Но припрется нищий Габриэлов и будет, сволочь, будить. Пить с ним невозможно.
С Аркадием Ионовичем тоже вместе пить нельзя. У нас не совпадают глобальные цели.
Мне часто надо выпить только каплю, самую малость. Только чтоб началось. Если
есть женщина, то для прозы вообще можно не пить. Трезвым я ничего написать не
могу. Даже хроники, а уж ниже рангом прозы не бывает. А что еще сегодня можно
писать? От быта всех тошнит. Бабы? Какие, к черту, бабы. Об убийстве пишут романтики.
Есть две главные разновидности: убийство из ревности и есть еще убийство из жадности.
Так вот - бульк - и утопить кого-то, потому что ты хочешь повысить свой
жизненный уровень.

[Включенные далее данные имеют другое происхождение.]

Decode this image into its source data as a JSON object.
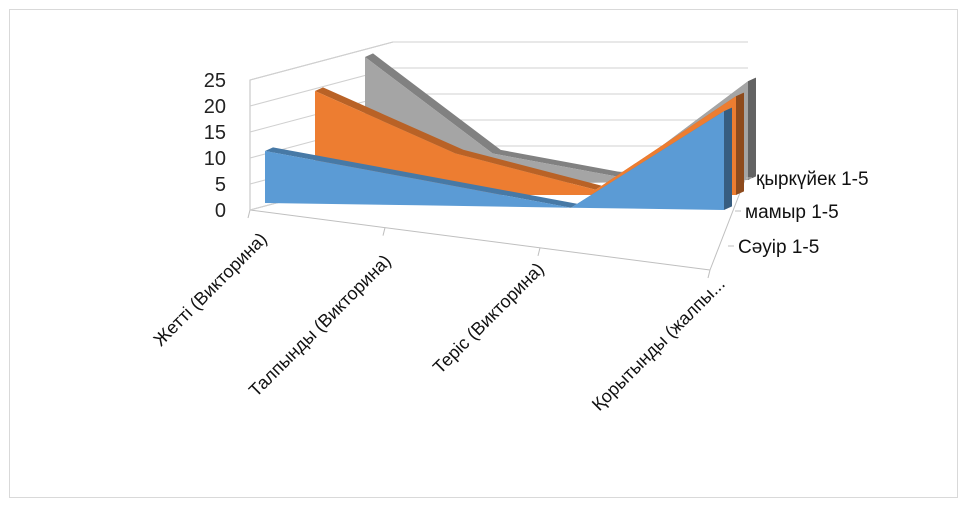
{
  "chart_data": {
    "type": "area",
    "subtype": "3d-area",
    "categories": [
      "Жетті (Викторина)",
      "Талпынды (Викторина)",
      "Теріс (Викторина)",
      "Қорытынды (жалпы..."
    ],
    "series": [
      {
        "name": "Сәуір 1-5",
        "values": [
          10,
          5,
          0,
          19
        ],
        "color": "#5b9bd5"
      },
      {
        "name": "мамыр 1-5",
        "values": [
          20,
          8,
          1,
          19
        ],
        "color": "#ed7d31"
      },
      {
        "name": "қыркүйек 1-5",
        "values": [
          25,
          6,
          1,
          19
        ],
        "color": "#a5a5a5"
      }
    ],
    "y_ticks": [
      "0",
      "5",
      "10",
      "15",
      "20",
      "25"
    ],
    "ylim": [
      0,
      25
    ],
    "grid": true,
    "legend": "none"
  }
}
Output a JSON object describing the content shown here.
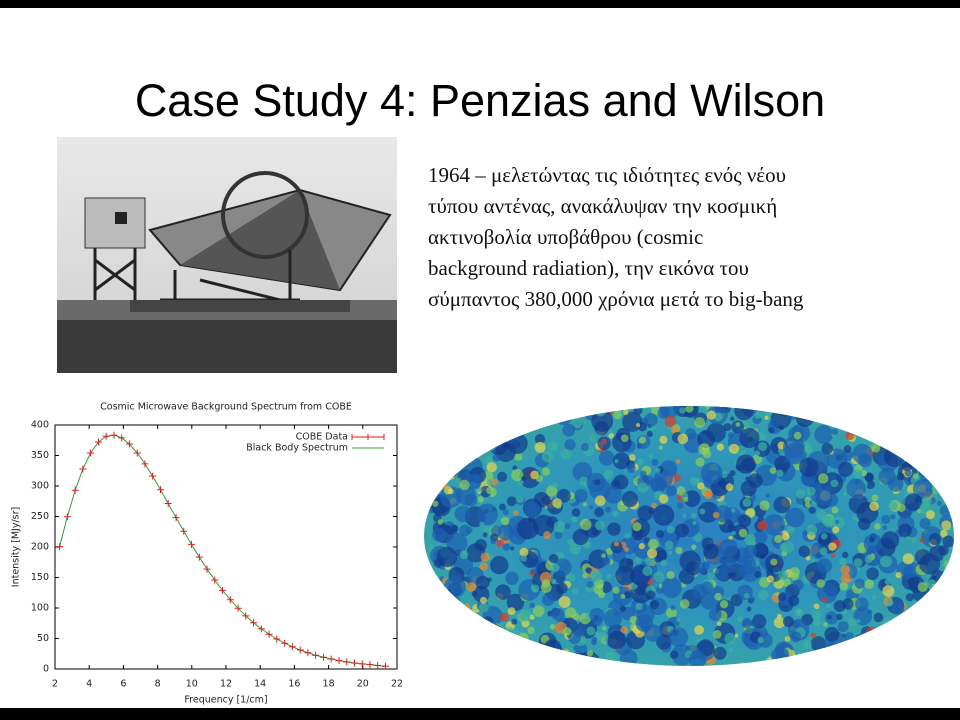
{
  "slide": {
    "title": "Case Study 4: Penzias and Wilson",
    "body_lines": [
      "1964 – μελετώντας τις ιδιότητες ενός νέου",
      "τύπου αντένας, ανακάλυψαν  την  κοσμική",
      "ακτινοβολία  υποβάθρου (cosmic",
      "background radiation), την εικόνα του",
      "σύμπαντος 380,000 χρόνια μετά το big-bang"
    ]
  },
  "chart_data": {
    "type": "line",
    "title": "Cosmic Microwave Background Spectrum from COBE",
    "x_label": "Frequency [1/cm]",
    "y_label": "Intensity [MJy/sr]",
    "x": [
      2.27,
      2.72,
      3.18,
      3.63,
      4.08,
      4.54,
      4.99,
      5.45,
      5.9,
      6.35,
      6.81,
      7.26,
      7.71,
      8.17,
      8.62,
      9.08,
      9.53,
      9.98,
      10.44,
      10.89,
      11.34,
      11.8,
      12.25,
      12.71,
      13.16,
      13.61,
      14.07,
      14.52,
      14.97,
      15.43,
      15.88,
      16.34,
      16.79,
      17.24,
      17.7,
      18.15,
      18.61,
      19.06,
      19.51,
      19.97,
      20.42,
      20.87,
      21.33
    ],
    "series": [
      {
        "name": "COBE Data",
        "color": "#d62020",
        "marker": "cross",
        "values": [
          200.7,
          249.5,
          293.0,
          327.8,
          354.1,
          372.1,
          381.5,
          383.5,
          378.9,
          368.8,
          354.1,
          336.3,
          316.1,
          293.9,
          271.4,
          248.2,
          225.9,
          204.3,
          183.3,
          163.8,
          145.8,
          128.8,
          113.6,
          99.5,
          87.0,
          75.9,
          65.8,
          57.0,
          49.2,
          42.3,
          36.4,
          31.1,
          26.6,
          22.6,
          19.3,
          16.4,
          13.8,
          11.7,
          9.9,
          8.4,
          7.1,
          5.8,
          4.5
        ]
      },
      {
        "name": "Black Body Spectrum",
        "color": "#3a9a3a",
        "marker": "line",
        "values": [
          200.7,
          249.5,
          293.0,
          327.8,
          354.1,
          372.1,
          381.5,
          383.5,
          378.9,
          368.8,
          354.1,
          336.3,
          316.1,
          293.9,
          271.4,
          248.2,
          225.9,
          204.3,
          183.3,
          163.8,
          145.8,
          128.8,
          113.6,
          99.5,
          87.0,
          75.9,
          65.8,
          57.0,
          49.2,
          42.3,
          36.4,
          31.1,
          26.6,
          22.6,
          19.3,
          16.4,
          13.8,
          11.7,
          9.9,
          8.4,
          7.1,
          5.8,
          4.5
        ]
      }
    ],
    "xlim": [
      2,
      22
    ],
    "xticks": [
      2,
      4,
      6,
      8,
      10,
      12,
      14,
      16,
      18,
      20,
      22
    ],
    "ylim": [
      0,
      400
    ],
    "yticks": [
      0,
      50,
      100,
      150,
      200,
      250,
      300,
      350,
      400
    ],
    "legend": "upper right"
  }
}
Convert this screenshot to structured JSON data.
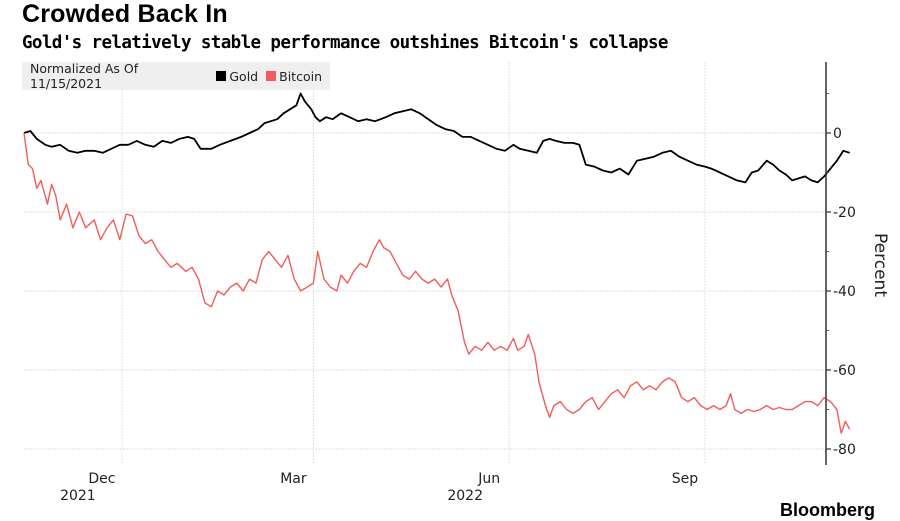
{
  "header": {
    "title": "Crowded Back In",
    "subtitle": "Gold's relatively stable performance outshines Bitcoin's collapse"
  },
  "legend": {
    "note": "Normalized As Of 11/15/2021",
    "items": [
      {
        "label": "Gold",
        "color": "#000000"
      },
      {
        "label": "Bitcoin",
        "color": "#f25c5c"
      }
    ]
  },
  "footer": {
    "brand": "Bloomberg"
  },
  "chart_data": {
    "type": "line",
    "title": "Crowded Back In",
    "subtitle": "Gold's relatively stable performance outshines Bitcoin's collapse",
    "xlabel": "",
    "ylabel": "Percent",
    "ylim": [
      -83,
      18
    ],
    "y_ticks": [
      0,
      -20,
      -40,
      -60,
      -80
    ],
    "y_minor_ticks": [
      10,
      -10,
      -30,
      -50,
      -70
    ],
    "x_ticks": [
      {
        "date": "2021-12-01",
        "label": "Dec",
        "sublabel": "2021"
      },
      {
        "date": "2022-03-01",
        "label": "Mar",
        "sublabel": ""
      },
      {
        "date": "2022-06-01",
        "label": "Jun",
        "sublabel": "2022"
      },
      {
        "date": "2022-09-01",
        "label": "Sep",
        "sublabel": ""
      }
    ],
    "xlim": [
      "2021-10-16",
      "2022-10-26"
    ],
    "grid": true,
    "legend": "top-left",
    "y_axis_side": "right",
    "series": [
      {
        "name": "Gold",
        "color": "#000000",
        "points": [
          [
            "2021-10-16",
            0
          ],
          [
            "2021-10-19",
            0.5
          ],
          [
            "2021-10-22",
            -1.5
          ],
          [
            "2021-10-26",
            -3
          ],
          [
            "2021-10-29",
            -3.5
          ],
          [
            "2021-11-02",
            -3
          ],
          [
            "2021-11-06",
            -4.5
          ],
          [
            "2021-11-10",
            -5
          ],
          [
            "2021-11-14",
            -4.5
          ],
          [
            "2021-11-18",
            -4.5
          ],
          [
            "2021-11-22",
            -5
          ],
          [
            "2021-11-26",
            -4
          ],
          [
            "2021-11-30",
            -3
          ],
          [
            "2021-12-04",
            -3
          ],
          [
            "2021-12-08",
            -2
          ],
          [
            "2021-12-12",
            -3
          ],
          [
            "2021-12-16",
            -3.5
          ],
          [
            "2021-12-20",
            -2
          ],
          [
            "2021-12-24",
            -2.5
          ],
          [
            "2021-12-28",
            -1.5
          ],
          [
            "2022-01-01",
            -1
          ],
          [
            "2022-01-04",
            -1.5
          ],
          [
            "2022-01-07",
            -4
          ],
          [
            "2022-01-12",
            -4
          ],
          [
            "2022-01-16",
            -3
          ],
          [
            "2022-01-21",
            -2
          ],
          [
            "2022-01-26",
            -1
          ],
          [
            "2022-01-30",
            0
          ],
          [
            "2022-02-03",
            1
          ],
          [
            "2022-02-06",
            2.5
          ],
          [
            "2022-02-09",
            3
          ],
          [
            "2022-02-12",
            3.5
          ],
          [
            "2022-02-15",
            5
          ],
          [
            "2022-02-18",
            6
          ],
          [
            "2022-02-21",
            7
          ],
          [
            "2022-02-23",
            10
          ],
          [
            "2022-02-25",
            8
          ],
          [
            "2022-02-28",
            6
          ],
          [
            "2022-03-02",
            4
          ],
          [
            "2022-03-04",
            3
          ],
          [
            "2022-03-07",
            4
          ],
          [
            "2022-03-10",
            3.5
          ],
          [
            "2022-03-14",
            5
          ],
          [
            "2022-03-18",
            4
          ],
          [
            "2022-03-22",
            3
          ],
          [
            "2022-03-26",
            3.5
          ],
          [
            "2022-03-30",
            3
          ],
          [
            "2022-04-04",
            4
          ],
          [
            "2022-04-08",
            5
          ],
          [
            "2022-04-12",
            5.5
          ],
          [
            "2022-04-16",
            6
          ],
          [
            "2022-04-20",
            5
          ],
          [
            "2022-04-24",
            3.5
          ],
          [
            "2022-04-28",
            2
          ],
          [
            "2022-05-02",
            1
          ],
          [
            "2022-05-06",
            0.5
          ],
          [
            "2022-05-10",
            -1
          ],
          [
            "2022-05-14",
            -1
          ],
          [
            "2022-05-18",
            -2
          ],
          [
            "2022-05-22",
            -3
          ],
          [
            "2022-05-26",
            -4
          ],
          [
            "2022-05-30",
            -4.5
          ],
          [
            "2022-06-03",
            -3
          ],
          [
            "2022-06-06",
            -4
          ],
          [
            "2022-06-10",
            -4.5
          ],
          [
            "2022-06-14",
            -5
          ],
          [
            "2022-06-17",
            -2
          ],
          [
            "2022-06-20",
            -1.5
          ],
          [
            "2022-06-23",
            -2
          ],
          [
            "2022-06-27",
            -2.5
          ],
          [
            "2022-07-01",
            -2.5
          ],
          [
            "2022-07-04",
            -3
          ],
          [
            "2022-07-07",
            -8
          ],
          [
            "2022-07-11",
            -8.5
          ],
          [
            "2022-07-15",
            -9.5
          ],
          [
            "2022-07-19",
            -10
          ],
          [
            "2022-07-23",
            -9
          ],
          [
            "2022-07-27",
            -10.5
          ],
          [
            "2022-07-31",
            -7
          ],
          [
            "2022-08-04",
            -6.5
          ],
          [
            "2022-08-08",
            -6
          ],
          [
            "2022-08-12",
            -5
          ],
          [
            "2022-08-16",
            -4.5
          ],
          [
            "2022-08-20",
            -6
          ],
          [
            "2022-08-24",
            -7
          ],
          [
            "2022-08-28",
            -8
          ],
          [
            "2022-09-01",
            -8.5
          ],
          [
            "2022-09-04",
            -9
          ],
          [
            "2022-09-08",
            -10
          ],
          [
            "2022-09-12",
            -11
          ],
          [
            "2022-09-16",
            -12
          ],
          [
            "2022-09-20",
            -12.5
          ],
          [
            "2022-09-23",
            -10
          ],
          [
            "2022-09-26",
            -9.5
          ],
          [
            "2022-09-30",
            -7
          ],
          [
            "2022-10-03",
            -8
          ],
          [
            "2022-10-06",
            -9.5
          ],
          [
            "2022-10-09",
            -10.5
          ],
          [
            "2022-10-12",
            -12
          ],
          [
            "2022-10-15",
            -11.5
          ],
          [
            "2022-10-18",
            -11
          ],
          [
            "2022-10-21",
            -12
          ],
          [
            "2022-10-24",
            -12.5
          ],
          [
            "2022-10-27",
            -11
          ],
          [
            "2022-10-30",
            -9
          ],
          [
            "2022-11-02",
            -7
          ],
          [
            "2022-11-05",
            -4.5
          ],
          [
            "2022-11-08",
            -5
          ]
        ]
      },
      {
        "name": "Bitcoin",
        "color": "#f25c5c",
        "points": [
          [
            "2021-10-16",
            0
          ],
          [
            "2021-10-18",
            -8
          ],
          [
            "2021-10-20",
            -9
          ],
          [
            "2021-10-22",
            -14
          ],
          [
            "2021-10-24",
            -12
          ],
          [
            "2021-10-27",
            -18
          ],
          [
            "2021-10-29",
            -13
          ],
          [
            "2021-10-31",
            -16
          ],
          [
            "2021-11-02",
            -22
          ],
          [
            "2021-11-05",
            -18
          ],
          [
            "2021-11-08",
            -24
          ],
          [
            "2021-11-11",
            -20
          ],
          [
            "2021-11-14",
            -24
          ],
          [
            "2021-11-18",
            -22
          ],
          [
            "2021-11-21",
            -27
          ],
          [
            "2021-11-24",
            -24
          ],
          [
            "2021-11-27",
            -22
          ],
          [
            "2021-11-30",
            -27
          ],
          [
            "2021-12-03",
            -20.5
          ],
          [
            "2021-12-06",
            -21
          ],
          [
            "2021-12-09",
            -26
          ],
          [
            "2021-12-12",
            -28
          ],
          [
            "2021-12-15",
            -27
          ],
          [
            "2021-12-18",
            -30
          ],
          [
            "2021-12-21",
            -32
          ],
          [
            "2021-12-24",
            -34
          ],
          [
            "2021-12-27",
            -33
          ],
          [
            "2021-12-31",
            -35
          ],
          [
            "2022-01-03",
            -34
          ],
          [
            "2022-01-06",
            -37
          ],
          [
            "2022-01-09",
            -43
          ],
          [
            "2022-01-12",
            -44
          ],
          [
            "2022-01-15",
            -40
          ],
          [
            "2022-01-18",
            -41
          ],
          [
            "2022-01-21",
            -39
          ],
          [
            "2022-01-24",
            -38
          ],
          [
            "2022-01-27",
            -40
          ],
          [
            "2022-01-30",
            -37
          ],
          [
            "2022-02-02",
            -38
          ],
          [
            "2022-02-05",
            -32
          ],
          [
            "2022-02-08",
            -30
          ],
          [
            "2022-02-11",
            -32
          ],
          [
            "2022-02-14",
            -34
          ],
          [
            "2022-02-17",
            -31
          ],
          [
            "2022-02-20",
            -37
          ],
          [
            "2022-02-23",
            -40
          ],
          [
            "2022-02-26",
            -39
          ],
          [
            "2022-03-01",
            -38
          ],
          [
            "2022-03-03",
            -30
          ],
          [
            "2022-03-06",
            -37
          ],
          [
            "2022-03-09",
            -39
          ],
          [
            "2022-03-12",
            -40
          ],
          [
            "2022-03-14",
            -36
          ],
          [
            "2022-03-17",
            -38
          ],
          [
            "2022-03-20",
            -35
          ],
          [
            "2022-03-23",
            -33
          ],
          [
            "2022-03-26",
            -34
          ],
          [
            "2022-03-29",
            -30
          ],
          [
            "2022-04-01",
            -27
          ],
          [
            "2022-04-03",
            -29
          ],
          [
            "2022-04-06",
            -30
          ],
          [
            "2022-04-09",
            -33
          ],
          [
            "2022-04-12",
            -36
          ],
          [
            "2022-04-15",
            -37
          ],
          [
            "2022-04-18",
            -35
          ],
          [
            "2022-04-21",
            -37
          ],
          [
            "2022-04-24",
            -38
          ],
          [
            "2022-04-27",
            -37
          ],
          [
            "2022-04-30",
            -39
          ],
          [
            "2022-05-03",
            -37
          ],
          [
            "2022-05-05",
            -41
          ],
          [
            "2022-05-08",
            -45
          ],
          [
            "2022-05-11",
            -53
          ],
          [
            "2022-05-13",
            -56
          ],
          [
            "2022-05-16",
            -54
          ],
          [
            "2022-05-19",
            -55
          ],
          [
            "2022-05-22",
            -53
          ],
          [
            "2022-05-25",
            -55
          ],
          [
            "2022-05-28",
            -54
          ],
          [
            "2022-05-31",
            -55
          ],
          [
            "2022-06-03",
            -52
          ],
          [
            "2022-06-05",
            -55
          ],
          [
            "2022-06-08",
            -54
          ],
          [
            "2022-06-10",
            -51
          ],
          [
            "2022-06-13",
            -56
          ],
          [
            "2022-06-15",
            -63
          ],
          [
            "2022-06-18",
            -69
          ],
          [
            "2022-06-20",
            -72
          ],
          [
            "2022-06-22",
            -69
          ],
          [
            "2022-06-25",
            -68
          ],
          [
            "2022-06-28",
            -70
          ],
          [
            "2022-07-01",
            -71
          ],
          [
            "2022-07-04",
            -70
          ],
          [
            "2022-07-07",
            -68
          ],
          [
            "2022-07-10",
            -67
          ],
          [
            "2022-07-13",
            -70
          ],
          [
            "2022-07-16",
            -68
          ],
          [
            "2022-07-19",
            -66
          ],
          [
            "2022-07-22",
            -65
          ],
          [
            "2022-07-25",
            -67
          ],
          [
            "2022-07-28",
            -64
          ],
          [
            "2022-07-31",
            -63
          ],
          [
            "2022-08-03",
            -65
          ],
          [
            "2022-08-06",
            -64
          ],
          [
            "2022-08-09",
            -65
          ],
          [
            "2022-08-12",
            -63
          ],
          [
            "2022-08-15",
            -62
          ],
          [
            "2022-08-18",
            -63
          ],
          [
            "2022-08-21",
            -67
          ],
          [
            "2022-08-24",
            -68
          ],
          [
            "2022-08-27",
            -67
          ],
          [
            "2022-08-30",
            -69
          ],
          [
            "2022-09-02",
            -70
          ],
          [
            "2022-09-05",
            -69
          ],
          [
            "2022-09-08",
            -70
          ],
          [
            "2022-09-11",
            -69
          ],
          [
            "2022-09-13",
            -66
          ],
          [
            "2022-09-15",
            -70
          ],
          [
            "2022-09-18",
            -71
          ],
          [
            "2022-09-21",
            -70
          ],
          [
            "2022-09-24",
            -70.5
          ],
          [
            "2022-09-27",
            -70
          ],
          [
            "2022-09-30",
            -69
          ],
          [
            "2022-10-03",
            -70
          ],
          [
            "2022-10-06",
            -69.5
          ],
          [
            "2022-10-09",
            -70
          ],
          [
            "2022-10-12",
            -70
          ],
          [
            "2022-10-15",
            -69
          ],
          [
            "2022-10-18",
            -68
          ],
          [
            "2022-10-21",
            -68
          ],
          [
            "2022-10-24",
            -69
          ],
          [
            "2022-10-27",
            -67
          ],
          [
            "2022-10-30",
            -68
          ],
          [
            "2022-11-02",
            -70
          ],
          [
            "2022-11-04",
            -76
          ],
          [
            "2022-11-06",
            -73
          ],
          [
            "2022-11-08",
            -75
          ]
        ]
      }
    ]
  }
}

Но если я попытаюсь описать убийство из ревности, то у меня
тоже получается суховато. Потому что мне не мерещатся летучие мыши, и половой
аппарат в моей картине мира мало отличается от органов слуха. Про половой аппарат
ни для кого уже нет никаких тайн. Ну кого сейчас может заинтересовать факт, что
двое взрослых людей ложатся вместе в постель. Об этом хочется знать как можно
меньше. Хорошо утром пить анисовую водку с теплой булочкой и потом снова спать.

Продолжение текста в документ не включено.